Does the formula work for non-convex polyhedra?

Sometimes, but not always. For any polyhedron whose surface is topologically a sphere — meaning it has no holes and can be continuously deformed into a ball — the formula V − E + F = 2 still holds, even if it looks dented or non-convex. But a torus-shaped polyhedron (one with a hole through it) gives V − E + F = 0, and one with g holes gives 2 − 2g. The number on the right depends only on the shape of the surface, not the way you cut it up.

What is the Euler characteristic?

It is the topological invariant that the formula computes: χ = V − E + F, generalising to V − E + F − C + ⋯ in higher dimensions. The remarkable property is that χ depends only on the underlying surface or space, not on how you triangulate or polyhedralise it. Sphere has χ = 2, torus has χ = 0, projective plane has χ = 1, double torus has χ = −2. Two surfaces with different Euler characteristics cannot be continuously deformed into each other, making χ one of the simplest and most powerful topological invariants ever discovered.

How does Euler's formula limit the Platonic solids to five?
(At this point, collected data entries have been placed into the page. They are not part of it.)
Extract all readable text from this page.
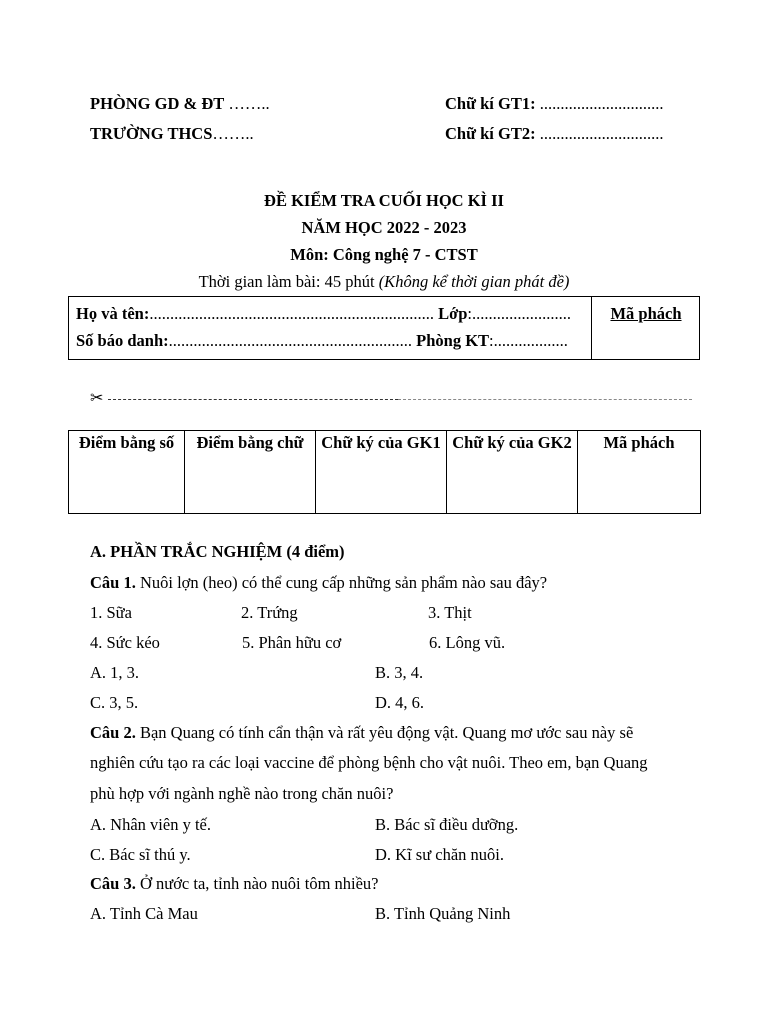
PHÒNG GD & ĐT ……..
TRƯỜNG THCS……..
Chữ kí GT1: ..............................
Chữ kí GT2: ..............................
ĐỀ KIỂM TRA CUỐI HỌC KÌ II
NĂM HỌC 2022 - 2023
Môn: Công nghệ 7 - CTST
Thời gian làm bài: 45 phút (Không kể thời gian phát đề)
Họ và tên:..................................................................... Lớp:........................
Số báo danh:........................................................... Phòng KT:..................
Mã phách
✂
Điểm bằng số	Điểm bằng chữ	Chữ ký của GK1	Chữ ký của GK2	Mã phách
A. PHẦN TRẮC NGHIỆM (4 điểm)
Câu 1. Nuôi lợn (heo) có thể cung cấp những sản phẩm nào sau đây?
1. Sữa	2. Trứng	3. Thịt
4. Sức kéo	5. Phân hữu cơ	6. Lông vũ.
A. 1, 3.	B. 3, 4.
C. 3, 5.	D. 4, 6.
Câu 2. Bạn Quang có tính cẩn thận và rất yêu động vật. Quang mơ ước sau này sẽ
nghiên cứu tạo ra các loại vaccine để phòng bệnh cho vật nuôi. Theo em, bạn Quang
phù hợp với ngành nghề nào trong chăn nuôi?
A. Nhân viên y tế.	B. Bác sĩ điều dưỡng.
C. Bác sĩ thú y.	D. Kĩ sư chăn nuôi.
Câu 3. Ở nước ta, tỉnh nào nuôi tôm nhiều?
A. Tỉnh Cà Mau	B. Tỉnh Quảng Ninh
Combine V − E + F = 2 with the requirement that every face has p sides and every vertex meets q faces. Counting edges two ways gives pF = 2E and qV = 2E, so V = 2E/q and F = 2E/p. Substituting into V − E + F = 2 yields 1/p + 1/q = 1/2 + 1/E, which forces 1/p + 1/q > 1/2. The only integer solutions with p, q ≥ 3 are (3,3), (4,3), (3,4), (5,3), and (3,5) — the tetrahedron, cube, octahedron, dodecahedron, and icosahedron. Five solids, and no more.